Another Index that we think could be ripe for a “GameStopping” is the Russell Microcap Index, which tracks the 1,000 smallest companies in the Russell 2000. Can you believe that GameStop is still its number one holding, at 1.72% of the Index? Again, the stock was $3.85 last summer and is still in the sky, at $138.
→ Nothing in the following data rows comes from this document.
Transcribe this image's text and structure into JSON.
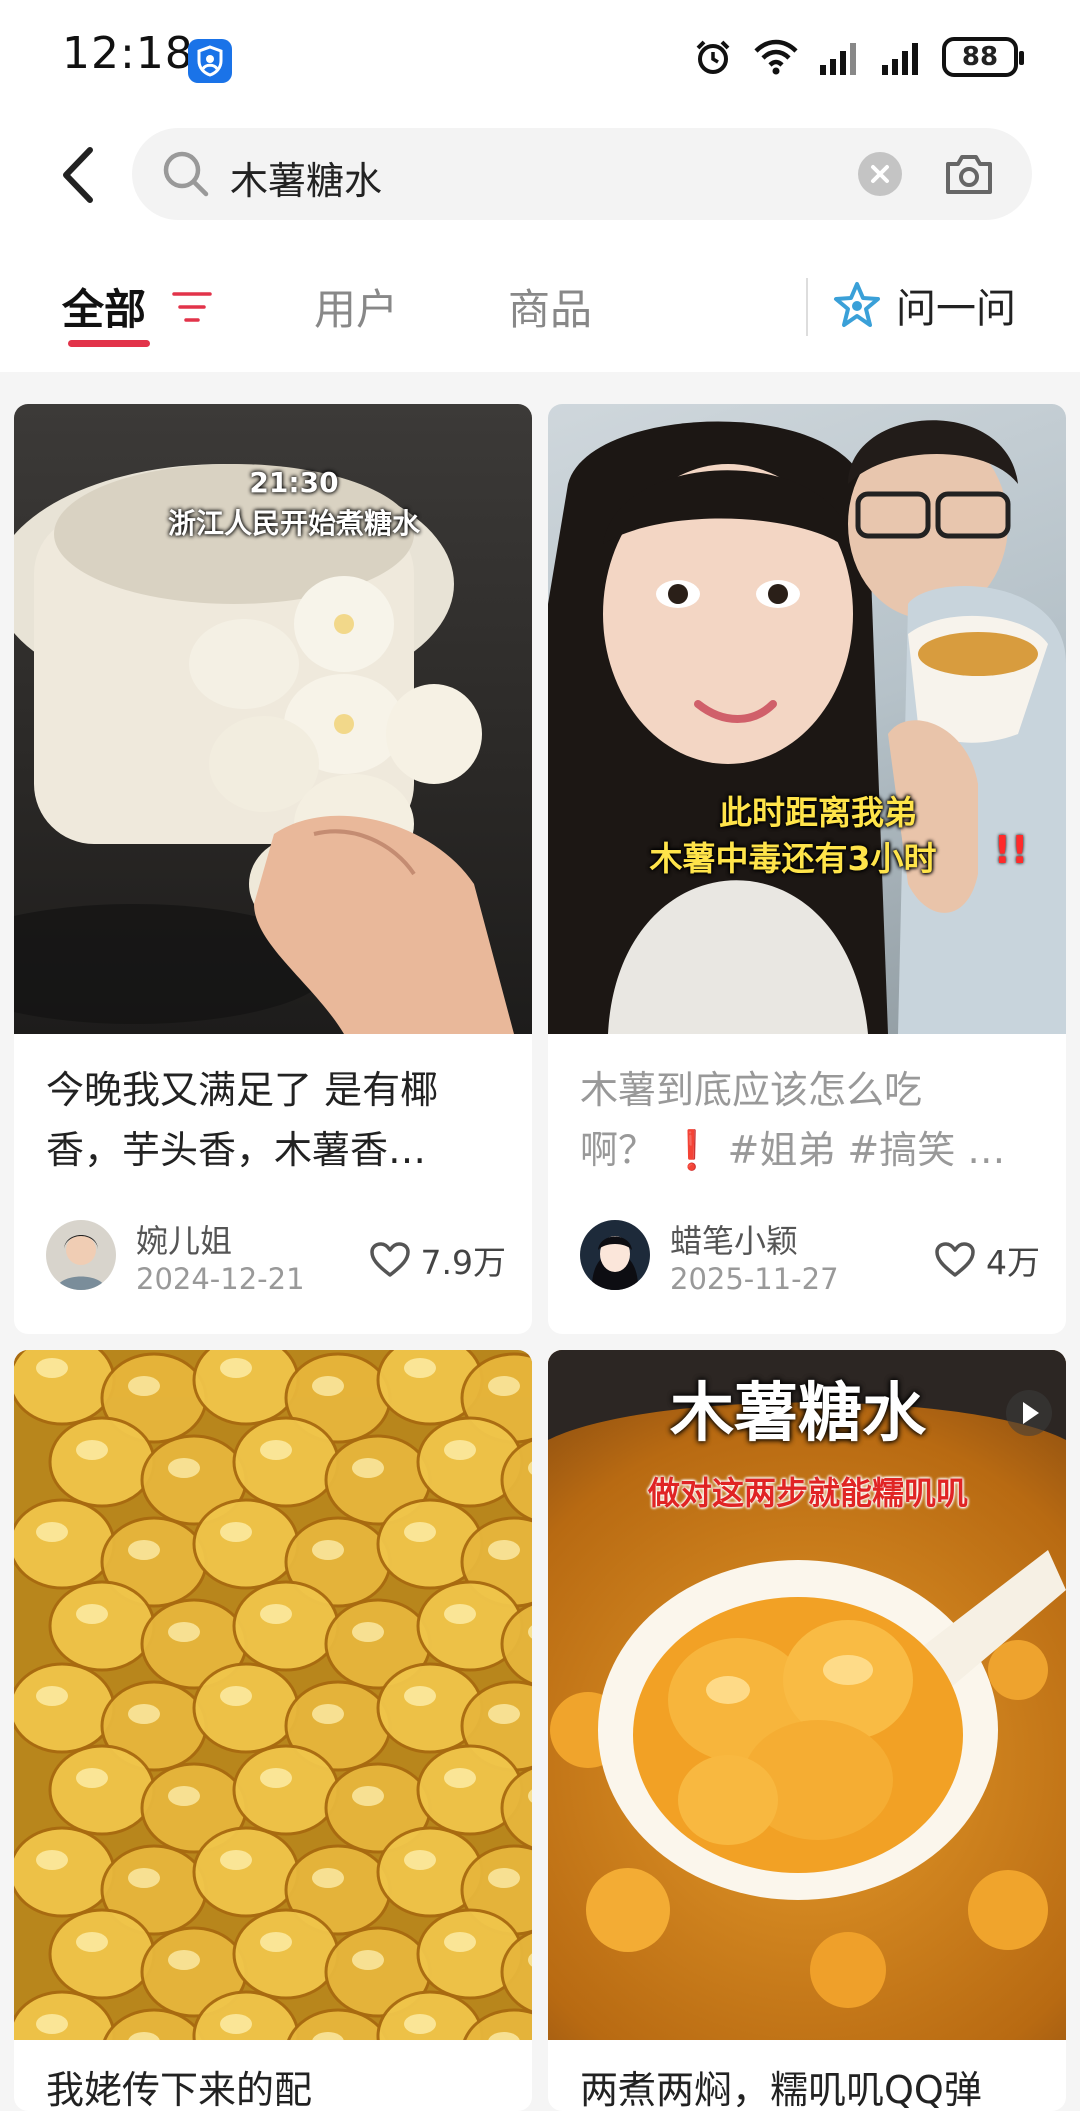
{
  "status": {
    "time": "12:18",
    "battery": "88"
  },
  "search": {
    "query": "木薯糖水"
  },
  "tabs": {
    "all": "全部",
    "users": "用户",
    "products": "商品",
    "ask": "问一问"
  },
  "colors": {
    "accent": "#e2334a",
    "ask_icon": "#3aa0d8"
  },
  "posts": [
    {
      "overlay_time": "21:30",
      "overlay_caption": "浙江人民开始煮糖水",
      "title_line1": "今晚我又满足了 是有椰",
      "title_line2": "香，芋头香，木薯香…",
      "author": "婉儿姐",
      "date": "2024-12-21",
      "likes": "7.9万"
    },
    {
      "overlay_line1": "此时距离我弟",
      "overlay_line2": "木薯中毒还有3小时",
      "overlay_marks": "!!",
      "title_line1": "木薯到底应该怎么吃",
      "title_line2": "啊？ ❗ #姐弟 #搞笑 …",
      "author": "蜡笔小颖",
      "date": "2025-11-27",
      "likes": "4万"
    },
    {
      "title_line1": "我姥传下来的配"
    },
    {
      "overlay_title": "木薯糖水",
      "overlay_subtitle": "做对这两步就能糯叽叽",
      "title_line1": "两煮两焖，糯叽叽QQ弹"
    }
  ]
}
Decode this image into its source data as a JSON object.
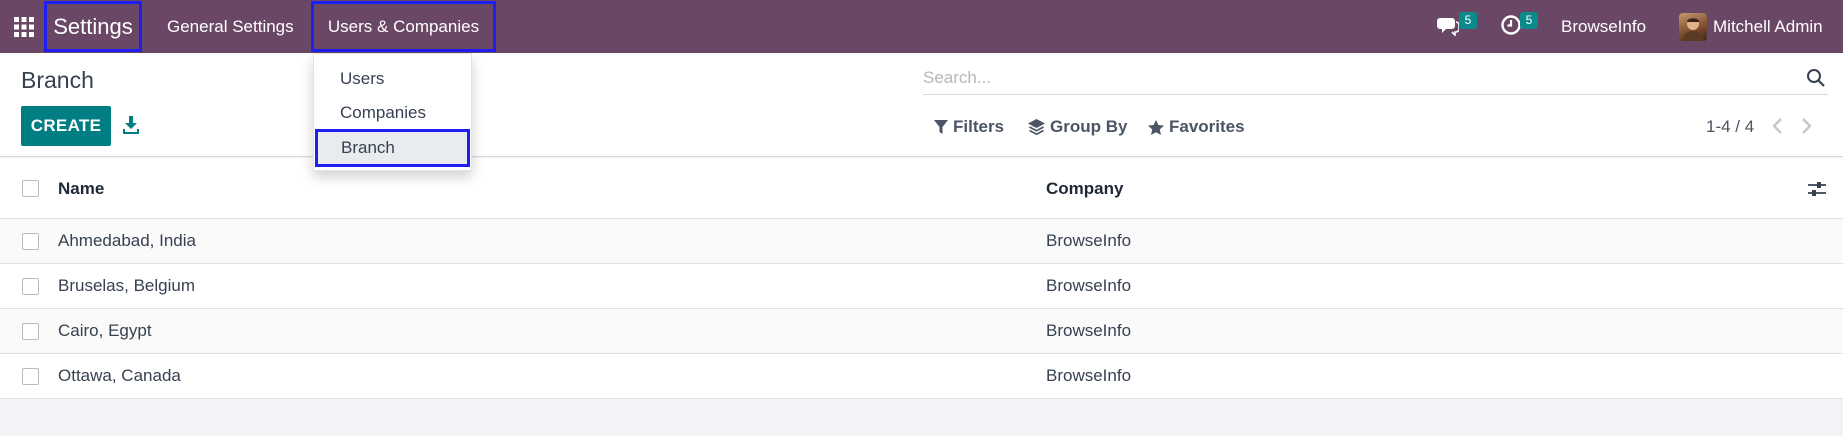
{
  "topbar": {
    "app_title": "Settings",
    "menus": [
      "General Settings",
      "Users & Companies"
    ],
    "messages_badge": "5",
    "activities_badge": "5",
    "company": "BrowseInfo",
    "user": "Mitchell Admin",
    "bar_color": "#6b4766"
  },
  "dropdown": {
    "items": [
      "Users",
      "Companies",
      "Branch"
    ],
    "active": "Branch"
  },
  "control_panel": {
    "title": "Branch",
    "create_label": "CREATE",
    "search_placeholder": "Search...",
    "filters_label": "Filters",
    "group_by_label": "Group By",
    "favorites_label": "Favorites",
    "pager": "1-4 / 4",
    "accent": "#017e84"
  },
  "table": {
    "columns": [
      "Name",
      "Company"
    ],
    "rows": [
      {
        "name": "Ahmedabad, India",
        "company": "BrowseInfo"
      },
      {
        "name": "Bruselas, Belgium",
        "company": "BrowseInfo"
      },
      {
        "name": "Cairo, Egypt",
        "company": "BrowseInfo"
      },
      {
        "name": "Ottawa, Canada",
        "company": "BrowseInfo"
      }
    ]
  },
  "icons": [
    "apps-grid-icon",
    "chat-icon",
    "clock-icon",
    "download-icon",
    "search-icon",
    "filter-icon",
    "layers-icon",
    "star-icon",
    "chevron-left-icon",
    "chevron-right-icon",
    "optional-columns-icon"
  ]
}
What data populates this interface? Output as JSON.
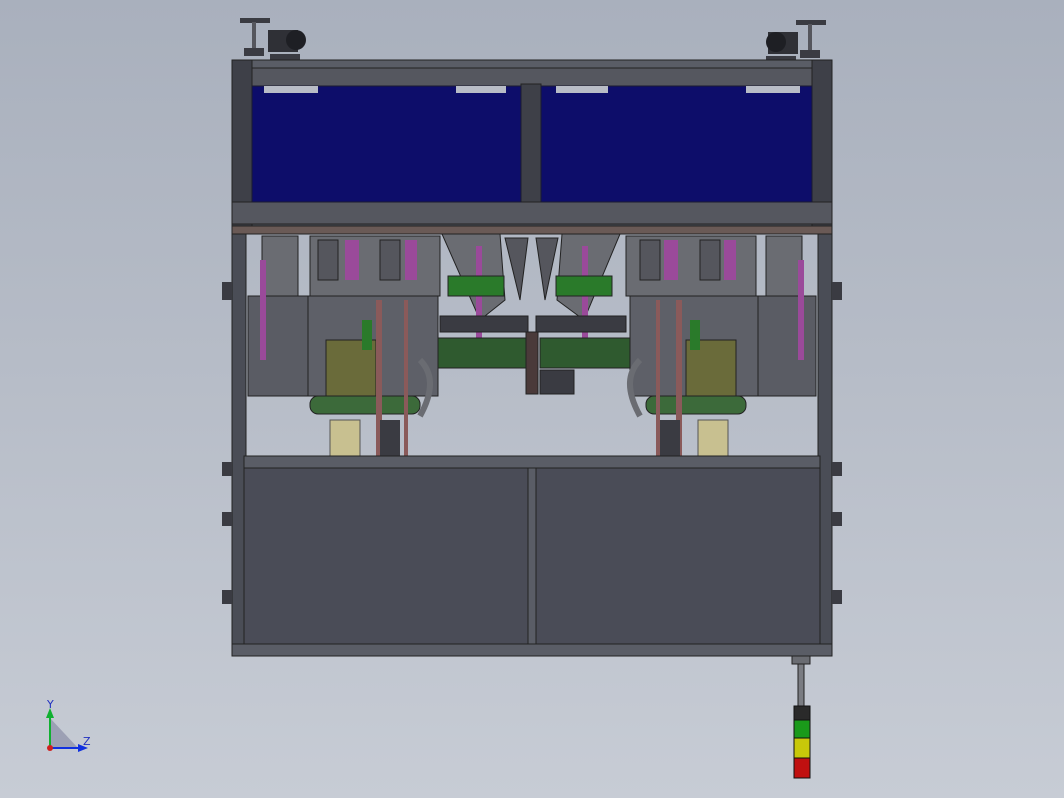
{
  "view": {
    "background_top": "#a9b0bd",
    "background_bottom": "#c7ccd5"
  },
  "triad": {
    "axis_y_label": "Y",
    "axis_z_label": "Z",
    "axis_y_color": "#10b030",
    "axis_z_color": "#1030e0",
    "origin_color": "#d02020"
  },
  "model": {
    "frame_color": "#4a4d56",
    "panel_color": "#4a4c57",
    "window_color": "#0d0d6a",
    "mechanism_color": "#6a6c72",
    "purple_color": "#9a4a9a",
    "green_color": "#2a7a2a",
    "olive_color": "#b8b080",
    "signal_tower_colors": [
      "#2a2a2a",
      "#1a9a1a",
      "#c8c80a",
      "#c01010"
    ]
  }
}
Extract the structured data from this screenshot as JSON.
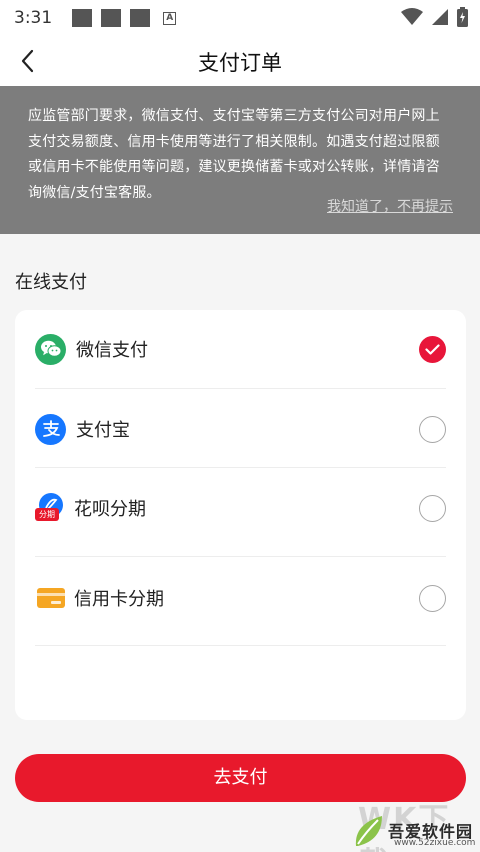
{
  "status_bar": {
    "time": "3:31"
  },
  "header": {
    "title": "支付订单"
  },
  "notice": {
    "text": "应监管部门要求，微信支付、支付宝等第三方支付公司对用户网上支付交易额度、信用卡使用等进行了相关限制。如遇支付超过限额或信用卡不能使用等问题，建议更换储蓄卡或对公转账，详情请咨询微信/支付宝客服。",
    "dismiss": "我知道了，不再提示"
  },
  "section": {
    "title": "在线支付"
  },
  "payment_methods": [
    {
      "label": "微信支付",
      "icon": "wechat-pay-icon",
      "selected": true
    },
    {
      "label": "支付宝",
      "icon": "alipay-icon",
      "selected": false
    },
    {
      "label": "花呗分期",
      "icon": "huabei-icon",
      "icon_text": "分期",
      "selected": false
    },
    {
      "label": "信用卡分期",
      "icon": "credit-card-icon",
      "selected": false
    }
  ],
  "submit": {
    "label": "去支付"
  },
  "watermark": {
    "big": "WK下载",
    "name": "吾爱软件园",
    "url": "www.52zixue.com"
  },
  "colors": {
    "accent": "#e8192c",
    "notice_bg": "#7d7d7d",
    "wechat_green": "#2aae67",
    "alipay_blue": "#1677ff",
    "card_orange": "#f5a623"
  }
}
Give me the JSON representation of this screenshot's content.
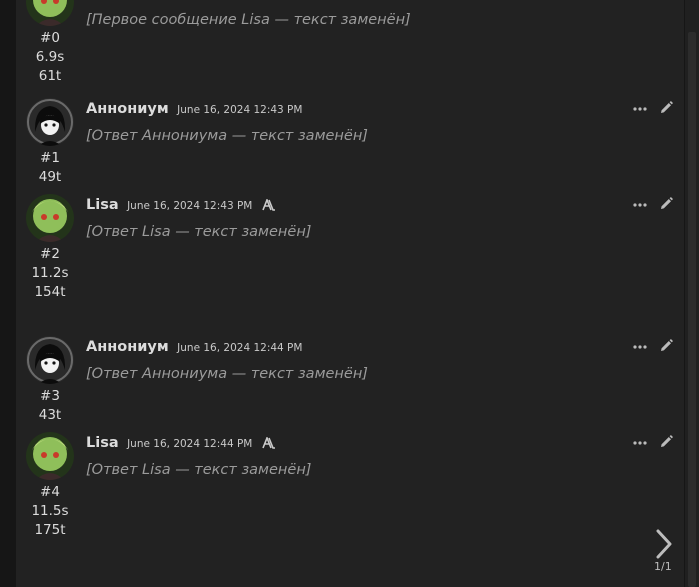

I looked inside our U.S. small-cap Funds to see which of the major meme stocks are in our ETFs. I think I captured most of the main ones from the frenzy in figure 1. Looks like Tootsie Roll, the candy company, and Pitney Bowes, whose business is in integrated mail and document management systems, found their way into some combination of EESDES and DGRS.2

Figure 1: Weights in Reddit Meme Stocks

Figure 1_meme stock holdings

Let’s see how the meme stocks were included or excluded from our mandates.

To start, EES is earnings weighted, so the first five companies, which showed losses in the four quarters prior to our Index rebalancing in December, did not gain entry. Though they are meme stocks, both Tootsie Roll and Pitney Bowes did turn a profit.

Admittedly, I know as much about Tootsie Roll as the common investor. In addition to positive profits, it pays a dividend, which has been increased for several years running. In data I have to 2011, the firm has increased the dividend every year. Halloween candy turned out to be a good business, I suppose. Along with its ability to pass our quant scores, it carves out a sliver for itself in both DES and DGRS, mandates that require a dividend for entry.

As for Pitney Bowes, its positive earnings also gave it a tiny place in EES, while its nickel-per-quarter dividend (the stock is around $7) placed it into the DES holdings list too. Because it did not pass some combination of our quality and/or future earnings growth screens, it is not in the more “growthy” DGRS.

Importantly, I cannot say whether GameStop or the other meme stocks will get their businesses back on their feet. I do not cover the stocks. What I can say is that, if you are tracking various small-cap indexes, you just might own them, like it or not. Only you can decide if you think these stocks’ prospects are helpful to your tracker funds.

But if you want to watch GameStop with a bucket of popcorn instead of with your own capital, fundamental weighting may get you there.

Originally published by WisdomTree, 5/13/21

A stock that has seen an increase in volume not because of the company’s performance, but rather because of hype on social media and online forums like Reddit. For this reason, these stocks often become overvalued, seeing drastic price increases in just a short amount of time.

EES = WisdomTree U.S. SmallCap Fund, DES = WisdomTree U.S. SmallCap Dividend Fund, DGRS = WisdomTree U.S. SmallCap Quality Dividend Growth Fund.